I'm running an application on AWS EMR 7.1 (Hudi 0.14.1) with AWS Glue sync:

  1. Produced {"sha512": "hash", "column1": "before", "column2": "before", "update_dt": "2024-01-01T00:00:00.000000"} to the Kafka topic
  2. Produced {"sha512": "hash", "column2": "after", "update_dt": "2024-02-02T00:00:00.000000"} to the Kafka topic

Tested with:

  1. AWS Glue
    use default;
    select sha512, column1, column2 from default.bronze_ro; -- hash, before, before
    select sha512, column1, column2 from default.bronze_rt; -- hash, null, after
  2. Spark SQL
    spark.sql("select sha512, column1, column2 from default.bronze_ro").show()  # hash, before, before
    spark.sql("select sha512, column1, column2 from default.bronze_rt").show()  # hash, null, after
ad1happy2go commented 3 weeks ago

@kirillklimenko We will look into it. Thanks for the details.

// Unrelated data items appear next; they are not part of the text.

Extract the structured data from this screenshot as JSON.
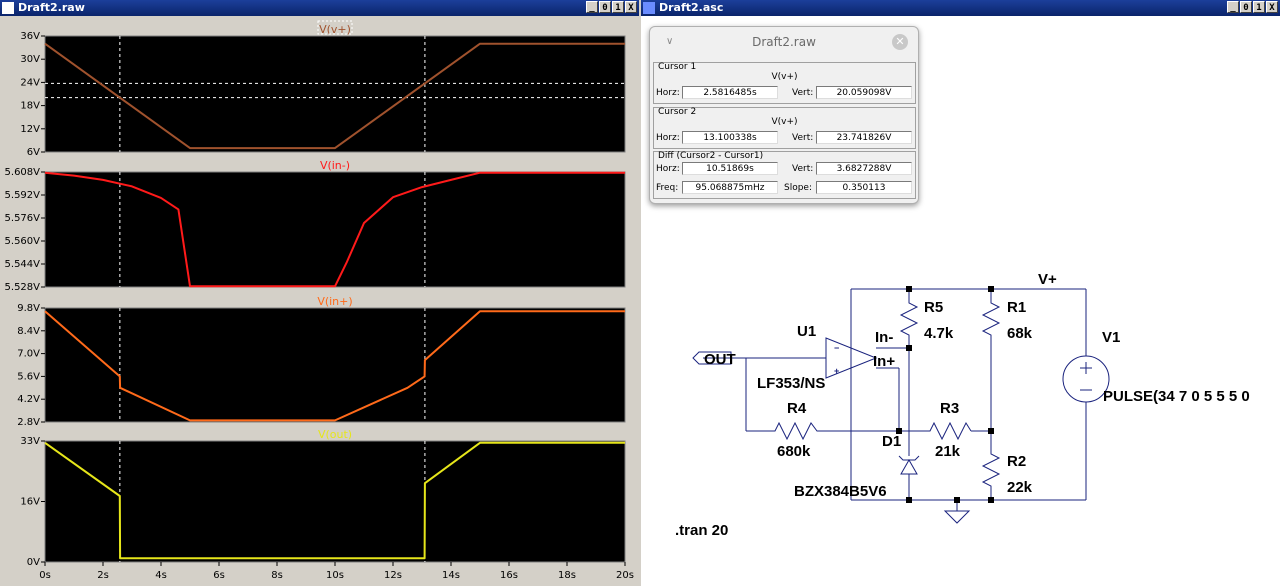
{
  "plot_window": {
    "title": "Draft2.raw",
    "buttons": [
      "_",
      "0",
      "1",
      "X"
    ],
    "panes": [
      {
        "trace": "V(v+)",
        "color": "#a0522d",
        "y_ticks": [
          "36V",
          "30V",
          "24V",
          "18V",
          "12V",
          "6V"
        ]
      },
      {
        "trace": "V(in-)",
        "color": "#ff1a1a",
        "y_ticks": [
          "5.608V",
          "5.592V",
          "5.576V",
          "5.560V",
          "5.544V",
          "5.528V"
        ]
      },
      {
        "trace": "V(in+)",
        "color": "#ff6a1a",
        "y_ticks": [
          "9.8V",
          "8.4V",
          "7.0V",
          "5.6V",
          "4.2V",
          "2.8V"
        ]
      },
      {
        "trace": "V(out)",
        "color": "#e6e61a",
        "y_ticks": [
          "33V",
          "16V",
          "0V"
        ]
      }
    ],
    "x_ticks": [
      "0s",
      "2s",
      "4s",
      "6s",
      "8s",
      "10s",
      "12s",
      "14s",
      "16s",
      "18s",
      "20s"
    ]
  },
  "chart_data": [
    {
      "type": "line",
      "title": "V(v+)",
      "x": [
        0,
        5.0,
        10.0,
        15.0,
        20.0
      ],
      "series": [
        {
          "name": "V(v+)",
          "values": [
            34,
            7,
            7,
            34,
            34
          ]
        }
      ],
      "ylim": [
        6,
        36
      ],
      "xlim": [
        0,
        20
      ],
      "grid": false
    },
    {
      "type": "line",
      "title": "V(in-)",
      "x": [
        0,
        1,
        2,
        3,
        4,
        4.6,
        5.0,
        10.0,
        10.4,
        11,
        12,
        13,
        14,
        15,
        20
      ],
      "series": [
        {
          "name": "V(in-)",
          "values": [
            5.6075,
            5.6055,
            5.6025,
            5.598,
            5.59,
            5.582,
            5.5285,
            5.5285,
            5.545,
            5.5725,
            5.5905,
            5.5975,
            5.6025,
            5.6075,
            5.6075
          ]
        }
      ],
      "ylim": [
        5.528,
        5.608
      ],
      "xlim": [
        0,
        20
      ],
      "grid": false
    },
    {
      "type": "line",
      "title": "V(in+)",
      "x": [
        0,
        2.58,
        2.59,
        5.0,
        10.0,
        12.5,
        13.09,
        13.1,
        15.0,
        20.0
      ],
      "series": [
        {
          "name": "V(in+)",
          "values": [
            9.6,
            5.6,
            4.9,
            2.9,
            2.9,
            4.9,
            5.6,
            6.6,
            9.6,
            9.6
          ]
        }
      ],
      "ylim": [
        2.8,
        9.8
      ],
      "xlim": [
        0,
        20
      ],
      "grid": false
    },
    {
      "type": "line",
      "title": "V(out)",
      "x": [
        0,
        2.58,
        2.59,
        13.09,
        13.1,
        15.0,
        20.0
      ],
      "series": [
        {
          "name": "V(out)",
          "values": [
            32.5,
            18,
            1,
            1,
            21.5,
            32.5,
            32.5
          ]
        }
      ],
      "ylim": [
        0,
        33
      ],
      "xlim": [
        0,
        20
      ],
      "grid": false
    }
  ],
  "cursors": {
    "cursor1_x": 2.5816485,
    "cursor1_y": 20.059098,
    "cursor2_x": 13.100338,
    "cursor2_y": 23.741826
  },
  "cursor_window": {
    "title": "Draft2.raw",
    "cursor1": {
      "label": "Cursor 1",
      "trace": "V(v+)",
      "horz_label": "Horz:",
      "horz": "2.5816485s",
      "vert_label": "Vert:",
      "vert": "20.059098V"
    },
    "cursor2": {
      "label": "Cursor 2",
      "trace": "V(v+)",
      "horz_label": "Horz:",
      "horz": "13.100338s",
      "vert_label": "Vert:",
      "vert": "23.741826V"
    },
    "diff": {
      "label": "Diff (Cursor2 - Cursor1)",
      "horz_label": "Horz:",
      "horz": "10.51869s",
      "vert_label": "Vert:",
      "vert": "3.6827288V",
      "freq_label": "Freq:",
      "freq": "95.068875mHz",
      "slope_label": "Slope:",
      "slope": "0.350113"
    }
  },
  "schematic_window": {
    "title": "Draft2.asc",
    "buttons": [
      "_",
      "0",
      "1",
      "X"
    ],
    "labels": {
      "vplus": "V+",
      "u1": "U1",
      "opamp_model": "LF353/NS",
      "in_minus": "In-",
      "in_plus": "In+",
      "out": "OUT",
      "r5": "R5",
      "r5_val": "4.7k",
      "r1": "R1",
      "r1_val": "68k",
      "r4": "R4",
      "r4_val": "680k",
      "r3": "R3",
      "r3_val": "21k",
      "r2": "R2",
      "r2_val": "22k",
      "d1": "D1",
      "d1_model": "BZX384B5V6",
      "v1": "V1",
      "v1_val": "PULSE(34 7 0 5 5 5 0",
      "tran": ".tran 20"
    }
  }
}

soumilshah1995 commented 3 weeks ago

I was reading thread would this helphttps://soumilshah1995.blogspot.com/2023/05/hands-on-lab-unleashing-efficiency-and.html


+-----------+------------------+--------------+------------------+---------------------------+------+-------------------+
|customer_id|name              |state         |city              |created_at                 |salary|_hoodie_commit_time|
+-----------+------------------+--------------+------------------+---------------------------+------+-------------------+
|1          |Mackenzie Martinez|Maryland      |Lake Nicole       |tdean@example.org          |34853 |20230518073201741  |
|0          |Carolyn Calderon  |South Carolina|West Geraldborough|porterchristina@example.org|69285 |20230518073201741  |
|4          |Jacob Barnes      |Arizona       |Michellehaven     |lewisjennifer@example.net  |48149 |20230518073201741  |
|3          |Elizabeth Jones   |Michigan      |Clarkborough      |maurice87@example.net      |null  |20230518073201741  |
|2          |Sydney Ayala      |Rhode Island  |Port Patrickstad  |kevin20@example.com        |52640 |20230518073201741  |
+-----------+------------------+--------------+------------------+---------------------------+------+-------------------+

NEW RECORDS

+-----------+----+-----+--------+----------+-----+------+
|customer_id|name|state|    city|created_at|email|salary|
+-----------+----+-----+--------+----------+-----+------+
|          1|null|   CT|stamford|      null| null|  null|
+-----------+----+-----+--------+----------+-----+------+

AFTER UPSERT
+-----------+------------------+--------------+------------------+---------------------------+------+-------------------+
|customer_id|name              |state         |city              |created_at                 |salary|_hoodie_commit_time|
+-----------+------------------+--------------+------------------+---------------------------+------+-------------------+
|1          |Mackenzie Martinez|CT            |stamford          |tdean@example.org          |34853 |20230518073305092  |
|0          |Carolyn Calderon  |South Carolina|West Geraldborough|porterchristina@example.org|69285 |20230518073201741  |
|4          |Jacob Barnes      |Arizona       |Michellehaven     |lewisjennifer@example.net  |48149 |20230518073201741  |
|3          |Elizabeth Jones   |Michigan      |Clarkborough      |maurice87@example.net      |null  |20230518073201741  |
|2          |Sydney Ayala      |Rhode Island  |Port Patrickstad  |kevin20@example.com        |52640 |20230518073201741  |
+-----------+------------------+--------------+------------------+---------------------------+------+-------------------+

I have not tried streamer route I assume should be similar

kirillklimenko commented 3 weeks ago

I have not tried streamer route I assume should be similar

@soumilshah1995, I can confirm that org.apache.hudi.common.model.PartialUpdateAvroPayload works as expected with Spark Structured Streaming, but doesn't work with Hudi Streamer.

I decided to stop trying to upsert with Hudi Streamer and rewrote everything to Spark.

But I still hope that the Hudi Streamer will be fixed, since this is the simplest and low-code way to stream to Hudi sources.